In [5]:
# 1. Imports
from lxml import html
import requests, time
from IPython.display import display, Markdown


# 2. Load Raw HTML
url = "https://www.sec.gov/Archives/edgar/data/1835632/000183563225000051/q425_8kx212025ex-991.htm"
headers = {
    "User-Agent": "Kris at Safe Harbor Stocks (kris@safeharborstocks.com)"
}

response = requests.get(url, headers=headers)
time.sleep(1.0)  # ✅ throttle to avoid hammering SEC servers
raw_html = response.text

with open("output/raw_exhibit.html", "w", encoding="utf-8") as f:
    f.write(raw_html)

# 4. Parse HTML Tree
tree = html.fromstring(raw_html)

# 5. Confirm Tree Type
print(f"Parsed tree type: {type(tree)}")  # should be <class 'lxml.html.HtmlElement'>

# 6. Extract <body> Element
body_elements = tree.xpath('//body')
if not body_elements:
    raise ValueError("No <body> tag found in HTML.")
body = body_elements[0]

# 7. Inspect First-Level Children Tags
print("First-level children in <body>:")
for child in body.iterchildren():
    print(child.tag)

# 8. Extract and Remove <table> Elements
tables = body.xpath('.//table')
print(f"Found {len(tables)} tables to remove")

for table in tables:
    parent = table.getparent()
    if parent is not None:
        parent.remove(table)

# 9. Checkpoint After Table Removal
print("First-level children in <body> after table removal:")
for child in body.iterchildren():
    print(child.tag)

# 10. Save Cleaned Body HTML
cleaned_html = html.tostring(body, pretty_print=True, encoding='unicode')

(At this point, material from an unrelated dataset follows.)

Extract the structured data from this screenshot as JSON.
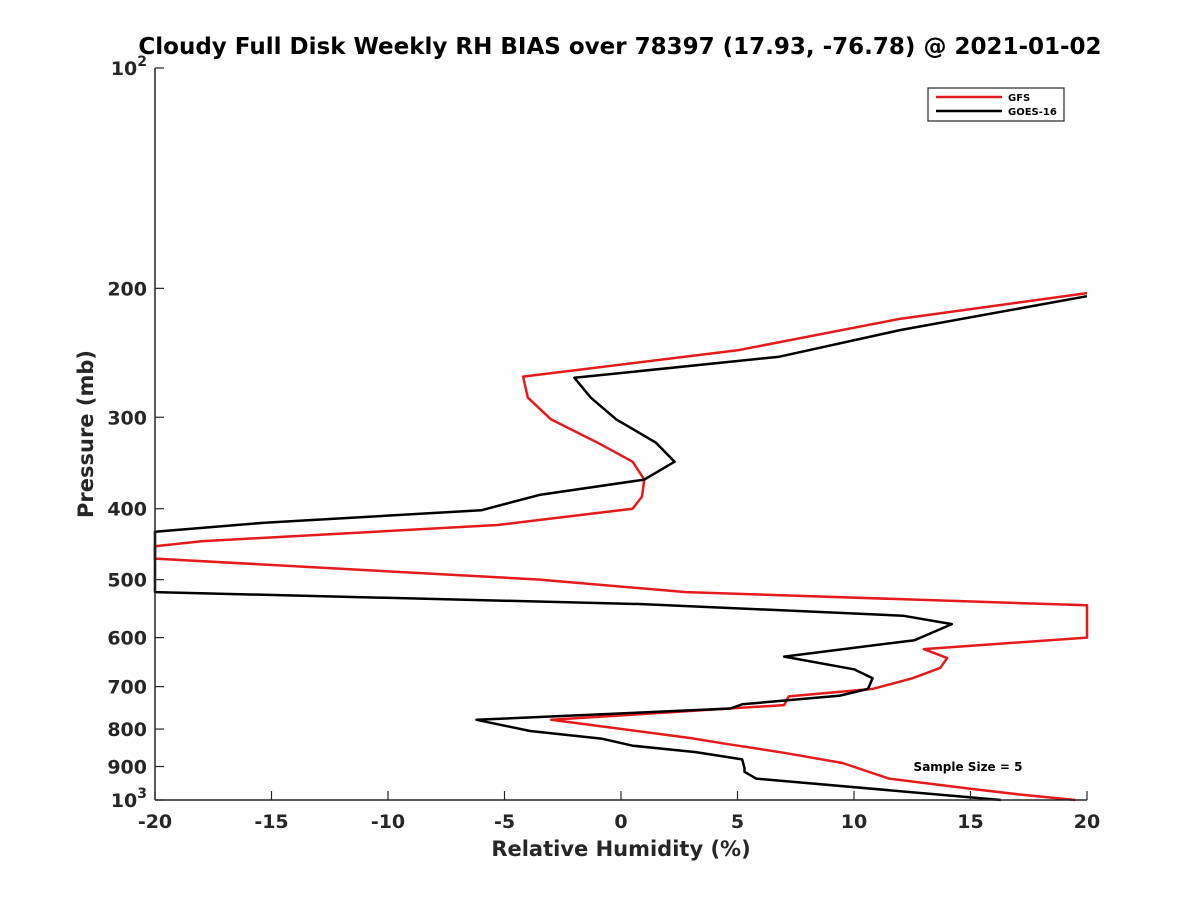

with open("output/cleaned_exhibit_body.html", "w", encoding="utf-8") as f:
    f.write(cleaned_html)

print("✅ Saved cleaned body HTML to 'output/cleaned_exhibit_body.html'")


Parsed tree type: <class 'lxml.html.HtmlElement'>
First-level children in <body>:
document
Found 10 tables to remove
First-level children in <body> after table removal:
document
✅ Saved cleaned body HTML to 'output/cleaned_exhibit_body.html'